The Abolition of Man in Summary
With the end of World War II and the mounting of the Cold War, the
world was bitterly divided along ideological and political lines. The
extent of horrors seen and the tension between value systems and power
demands projected into the immediate future would provokes such works as
C.S. Lewis' 1943 text, The Abolition of Man.
The text begins deceptively as a discussion on instruction in the
English language but soon careens into a dramatic philosophical
hypothetical. This is well captured by the conflict which is introduced
during the opening discussion on English, where Lewis derides the
grammarian for his dogmatic approach to instruction. Here, Lewis accuses,
"it is not a theory they put into his mind but an assumption, which ten
years hence, its origin forgotten and its presence unconscious, will
condition him to take one side in a controversy which he has never
recognized as a controversy at all." (5) In a manner, Lewis enters into a
discussion on the threat of ethnocentrism as provoked by linguistic
instruction. This leads him to a key precept of the text, that grammar
education is far too deeply biased by its philosophical conceits, rendering
it a poor educational standard in both disciplines.
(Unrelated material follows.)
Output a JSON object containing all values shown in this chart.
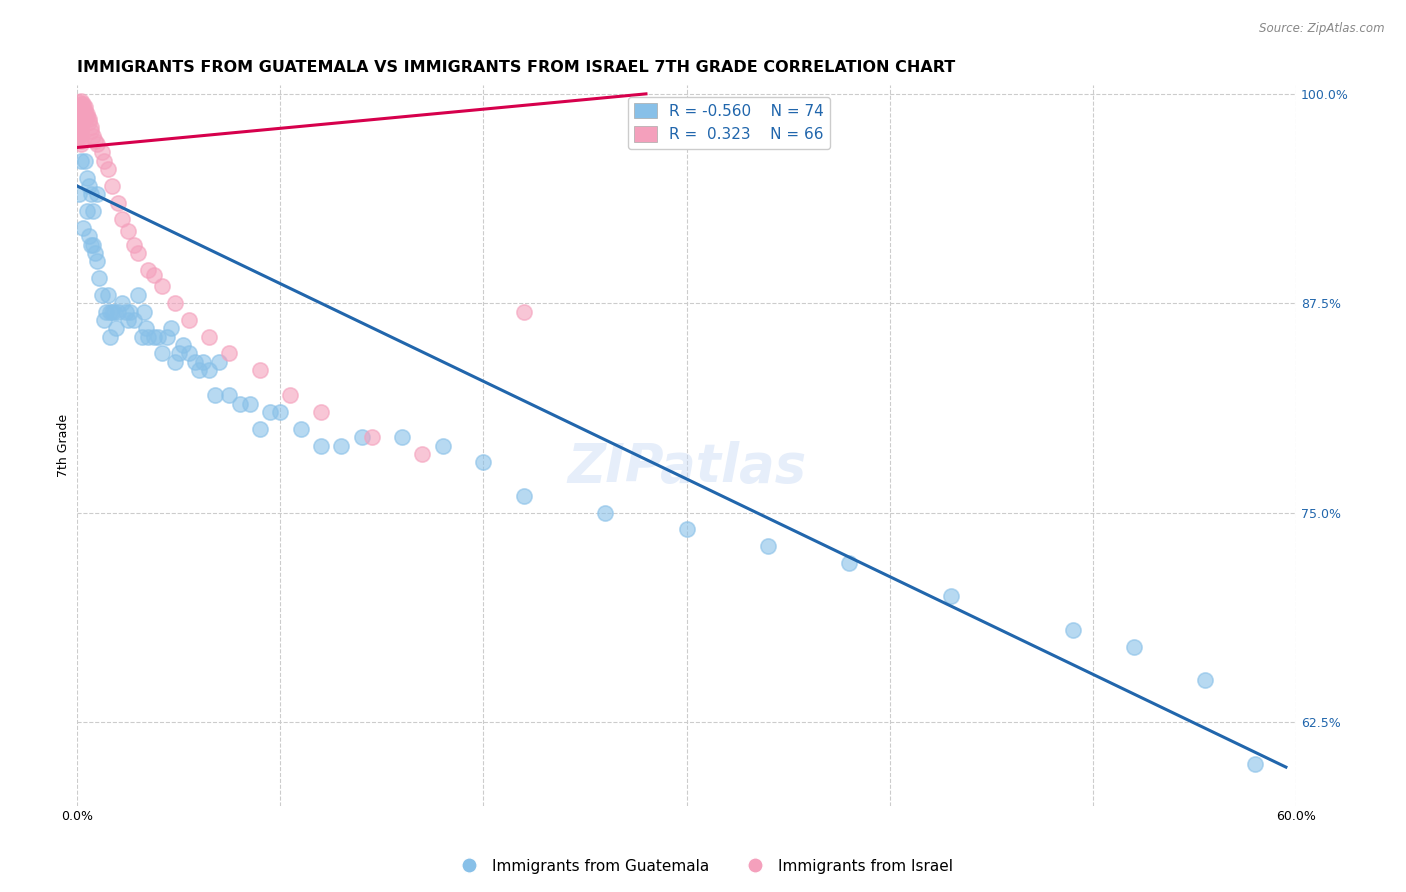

Such is the launching point for the larger focal point of the text,
which revolves upon the argument that natural law such as that implicated
by Judeo-Christian and Eastern philosophical value systems must be
preserved against the dehumanizing impact of exclusively rationalist
thought. This drives a vision of the future which echoes the presentation
in such seminal dystopian texts as Orwell's 1984 and Huxley's Brave New
World. As with these familiar texts, Lewis describes a bleak future in
which rationalism has shifted into aggressive social, psychological and
behavioral control which essentially relieves us of our humanity.
At the crux of the text is a somewhat alarmist and emotionally driven
discourse that transitions from a meditation on education into a missive on
the need to preserve traditional values, classical thought and humanizing
interaction with one another.

Works Cited:

Lewis, C.S. (1943). The Abolition of Man. Harper One.